Interview on 2GB, Breakfast, with Ben Fordham
Ben Fordham: Well the Chinese government is ramping up its threats to our economy. First they hit our beef industry with import bans, then they whacked a tariff on our barely. And then they encouraged tourists to stay away from our shores. Now they are going after our third largest export industry and that is education. China's Ministry of Education has told its students to reconsider studying in Australia. They say there's been an increase in racist attacks against Chinese students and our Trade Minister, Simon Birmingham, wants to try and smooth the waters with his Chinese counterpart, but his Chinese counterpart still won't pick up the phone. The Minister for Trade, Simon Birmingham, joins us live. Minister, good morning.
Simon Birmingham: Good morning, Ben. Great to be with you.
Ben Fordham: Great to be with you. Is there an increase in racist attacks against Chinese students in Australia?
Simon Birmingham: No Ben, we don't believe that there is. Australia is country that holds ourself to an incredibly high standard. Far higher standard than most other nations and where racism occurs, it's condemned. Where there are incidents, we encourage it to be reported. Where there is any violence that occurs in our community, racist or otherwise, we encourage it to be not only reported, but insist that it be investigated and that people be brought to justice wherever possible. But also we widely report on statistics that are collected around these matters. Now, students in Australia from overseas continue to report that they choose Australia as a study destination, not only because of our high quality education standards, but also because of the safety and security that Australia offers them.
Ben Fordham: If the Ministry of Education in China follows through with his threat and encourages people to stay away from Down Under, this is going to be a big loss to our economy. Because you've got, I think already, about $12 billion being lost to Chinese students this year in Australia; there are 40,000 students with a visa to study here who are still in China. What could the ramifications be if this advice is followed?
Simon Birmingham: Well this would be a loss to both nations, certainly to Australia. We would feel the effect - our universities would, if we saw a downturn in international student numbers. That would be, not only an economic effect, but also impact the diversity of learning that occurs on those campuses and the different perspectives that brings. It would also be a loss to those Chinese students who would lose out on getting a high quality English language education in one of the safest countries on Earth. And for the long term, it would do nothing to help further the mutual understanding between our two nations as well. And that's one of the reasons why, as a government, we introduced the New Colombo Plan that helps Australian students to study in different universities and institutions across the region, particularly throughout Southeast Asia, so that we actually do enhance all of those cultural understandings that are so important to doing business and trade and engaging with countries around the region, not just today but well into the future.
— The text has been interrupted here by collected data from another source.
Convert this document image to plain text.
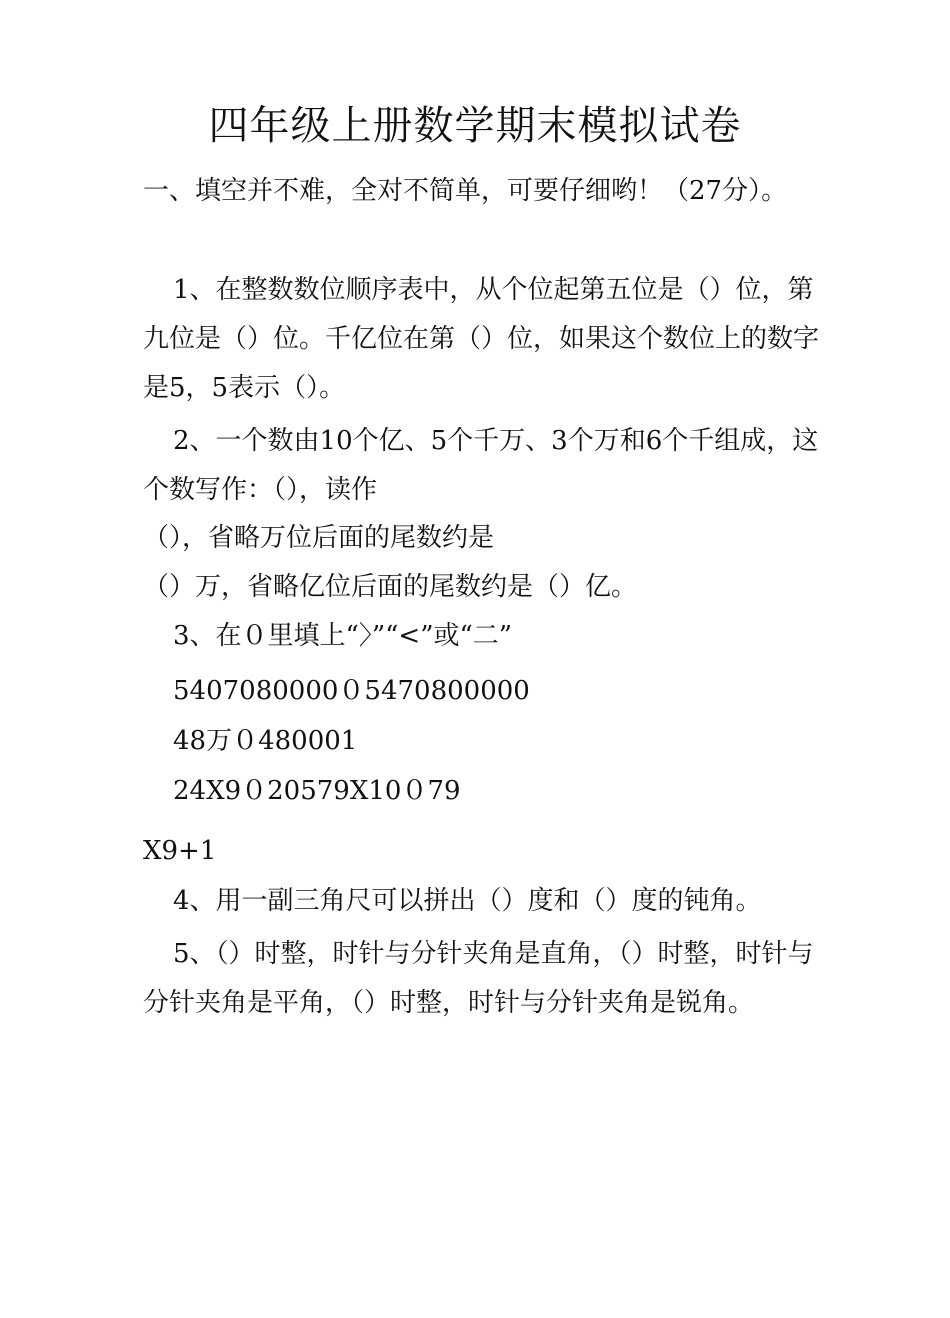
四年级上册数学期末模拟试卷

一、填空并不难，全对不简单，可要仔细哟！（27分）。

1、在整数数位顺序表中，从个位起第五位是（）位，第九位是（）位。千亿位在第（）位，如果这个数位上的数字是5，5表示（）。

2、一个数由10个亿、5个千万、3个万和6个千组成，这个数写作：（），读作

（），省略万位后面的尾数约是

（）万，省略亿位后面的尾数约是（）亿。

3、在０里填上“〉”“<”或“二”

5407080000０5470800000

48万０480001

24X9０20579X10０79

X9+1

4、用一副三角尺可以拼出（）度和（）度的钝角。

5、（）时整，时针与分针夹角是直角，（）时整，时针与分针夹角是平角，（）时整，时针与分针夹角是锐角。
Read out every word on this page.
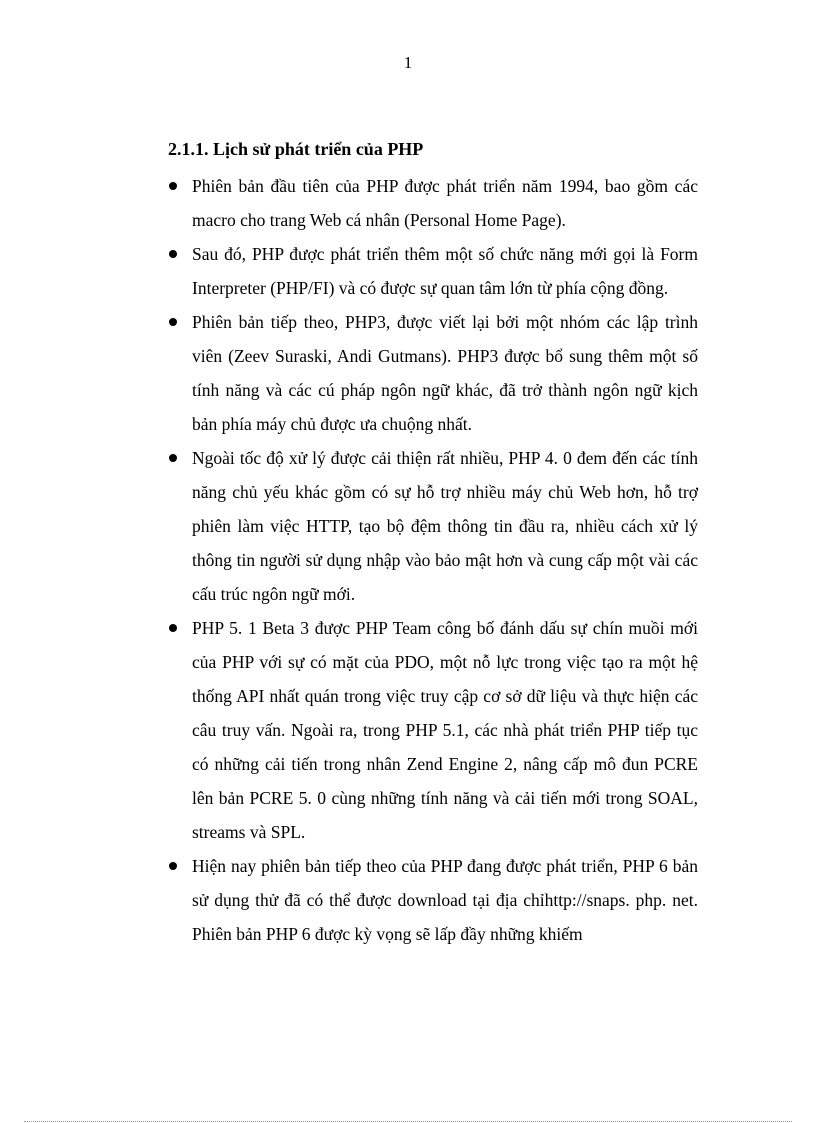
1
2.1.1. Lịch sử phát triển của PHP
Phiên bản đầu tiên của PHP được phát triển năm 1994, bao gồm các macro cho trang Web cá nhân (Personal Home Page).
Sau đó, PHP được phát triển thêm một số chức năng mới gọi là Form Interpreter (PHP/FI) và có được sự quan tâm lớn từ phía cộng đồng.
Phiên bản tiếp theo, PHP3, được viết lại bởi một nhóm các lập trình viên (Zeev Suraski, Andi Gutmans). PHP3 được bổ sung thêm một số tính năng và các cú pháp ngôn ngữ khác, đã trở thành ngôn ngữ kịch bản phía máy chủ được ưa chuộng nhất.
Ngoài tốc độ xử lý được cải thiện rất nhiều, PHP 4. 0 đem đến các tính năng chủ yếu khác gồm có sự hỗ trợ nhiều máy chủ Web hơn, hỗ trợ phiên làm việc HTTP, tạo bộ đệm thông tin đầu ra, nhiều cách xử lý thông tin người sử dụng nhập vào bảo mật hơn và cung cấp một vài các cấu trúc ngôn ngữ mới.
PHP 5. 1 Beta 3 được PHP Team công bố đánh dấu sự chín muồi mới của PHP với sự có mặt của PDO, một nỗ lực trong việc tạo ra một hệ thống API nhất quán trong việc truy cập cơ sở dữ liệu và thực hiện các câu truy vấn. Ngoài ra, trong PHP 5.1, các nhà phát triển PHP tiếp tục có những cải tiến trong nhân Zend Engine 2, nâng cấp mô đun PCRE lên bản PCRE 5. 0 cùng những tính năng và cải tiến mới trong SOAL, streams và SPL.
Hiện nay phiên bản tiếp theo của PHP đang được phát triển, PHP 6 bản sử dụng thử đã có thể được download tại địa chỉhttp://snaps. php. net. Phiên bản PHP 6 được kỳ vọng sẽ lấp đầy những khiếm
Ben Fordham: In 25 words or less what's your message to China?
Simon Birmingham: Australia and China won't agree on everything and we don't agree on everything but we want and have a constructive partnership. We are going to be tied in this region forever and therefore, we're open to continuing to work through difficult issues and we ought to continue to encourage engagement with our businesses, students and others. And sorry, that was a lot more than 25 words.
Ben Fordham: No, no, you've done all right. I hope they finally pick up the phone and we'll talk to you soon.
Simon Birmingham: Thanks Ben. My pleasure.
Ben Fordham: Simon Birmingham, the Minister for Trade.